In 1912, Ernst von Dobschütz examined all the manuscripts of the Decretum. Dobschütz showed that the first chapter of the five-chapter recension contains a quotation from a work of Augustine (in Joh. ix 7, Migne, xxxv 146l) written in 416 and therefore the Damasine recension of the Decretum could not be a decree of the Council of Rome held in 382. He also argued that all of the shorter versions are derived from the five-chapter recension and concluded that the Decretum was "no genuine decree or letter either of Damasus or Gelasius, but a pseudonymous literary production of the first half of the sixth century (between 519 and 553)".

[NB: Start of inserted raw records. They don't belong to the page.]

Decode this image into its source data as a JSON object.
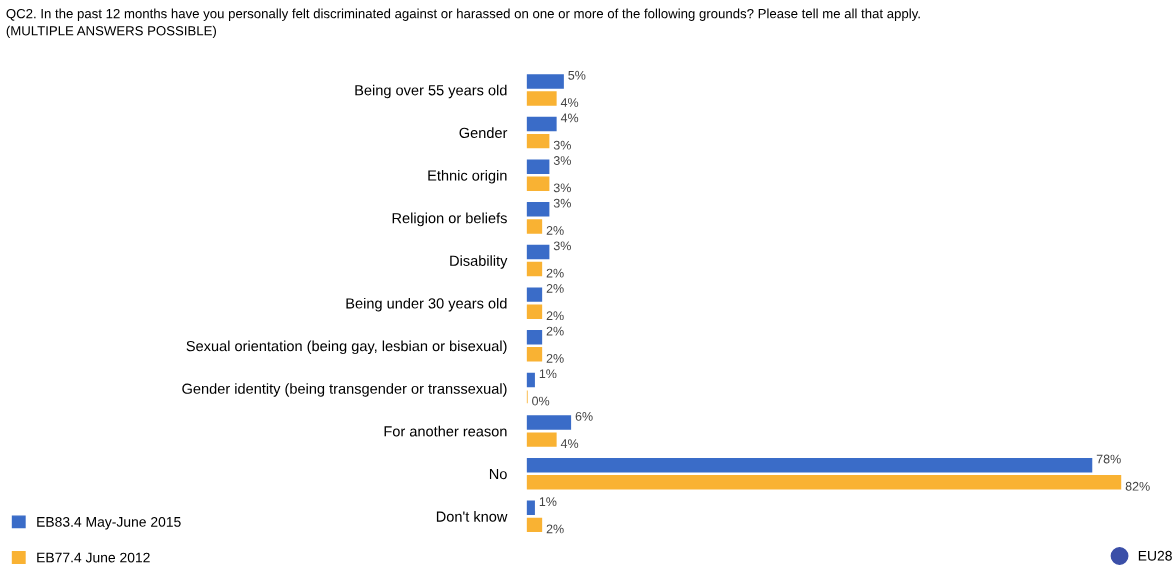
{
  "chart_data": {
    "type": "bar",
    "orientation": "horizontal",
    "title": "QC2. In the past 12 months have you personally felt discriminated against or harassed on one or more of the following grounds? Please tell me all that apply.",
    "subtitle": "(MULTIPLE ANSWERS POSSIBLE)",
    "categories": [
      "Being over 55 years old",
      "Gender",
      "Ethnic origin",
      "Religion or beliefs",
      "Disability",
      "Being under 30 years old",
      "Sexual orientation (being gay, lesbian or bisexual)",
      "Gender identity (being transgender or transsexual)",
      "For another reason",
      "No",
      "Don't know"
    ],
    "series": [
      {
        "name": "EB83.4 May-June 2015",
        "color": "#3a6cc8",
        "values": [
          5,
          4,
          3,
          3,
          3,
          2,
          2,
          1,
          6,
          78,
          1
        ],
        "value_labels": [
          "5%",
          "4%",
          "3%",
          "3%",
          "3%",
          "2%",
          "2%",
          "1%",
          "6%",
          "78%",
          "1%"
        ]
      },
      {
        "name": "EB77.4 June 2012",
        "color": "#f9b233",
        "values": [
          4,
          3,
          3,
          2,
          2,
          2,
          2,
          0,
          4,
          82,
          2
        ],
        "value_labels": [
          "4%",
          "3%",
          "3%",
          "2%",
          "2%",
          "2%",
          "2%",
          "0%",
          "4%",
          "82%",
          "2%"
        ]
      }
    ],
    "legend": "bottom left",
    "grid": false,
    "annotations": [
      "EU28"
    ]
  }
}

In the course of examining the place of the Muratorian fragment in the development of the canon, Geoffrey Mark Hahnemann examined the Decretum Gelasianum and came to similar conclusions. Hahnemann argues against the Decretum originating in Pope Damasus's time based on two arguments:

- Jerome's silence about a canonical list issued by the council of Rome in 382: "It seems highly improbable that, if Jerome, who was probably present at the council and was certainly at Rome, had ever heard of such a pronouncement about canonical books, he should nowhere have mentioned it, or that it should not have qualified his own statements on the Canon. [...] Yet there is no mention or evidence of a change of position in the works of Jerome. The authenticity of at least the catalogue in the Damasine Decree is thus called into question."
- the Damasine Decree not being mentioned as such by any independent document until 840. Most notably, Pope Nicholas I, when discussing the canon in the 9th century, mentions the letter of Innocent I (401–417) but not any decrees by Damasus, which, being earlier, would be more important.

Hahnemann also points out that the later writers of the 9th century who refer to the document under the name of Gelasius or Hormisdas never credit it to Damasus. He also argues that Dionysius Exiguus beginning his collection of Latin canons and decretals with Damasus's successor, Siricius, implies that no pope before Siricius issued decretals.

==Textual history==
The complete text is preserved in the mid-eighth-century Ragyndrudis Codex, fols. 57r–61v, which is the earliest manuscript copy containing the complete text. The earliest manuscript copy was produced c. 700, Brussels 9850-2.

Versions of the work appear in multiple surviving manuscripts, some of which are titled as a Decretal of Pope Gelasius, others as a work of a Roman Council under the earlier Pope Damasus. However, all versions show signs of being derived from the full five-part text, which contains a quotation from Augustine, writing about 416 after Damasus, which is evidence for the document being later than that.

Little is known of the compiler of the decree, other than perhaps he was of Southern Gallic (modern Southern France) origin.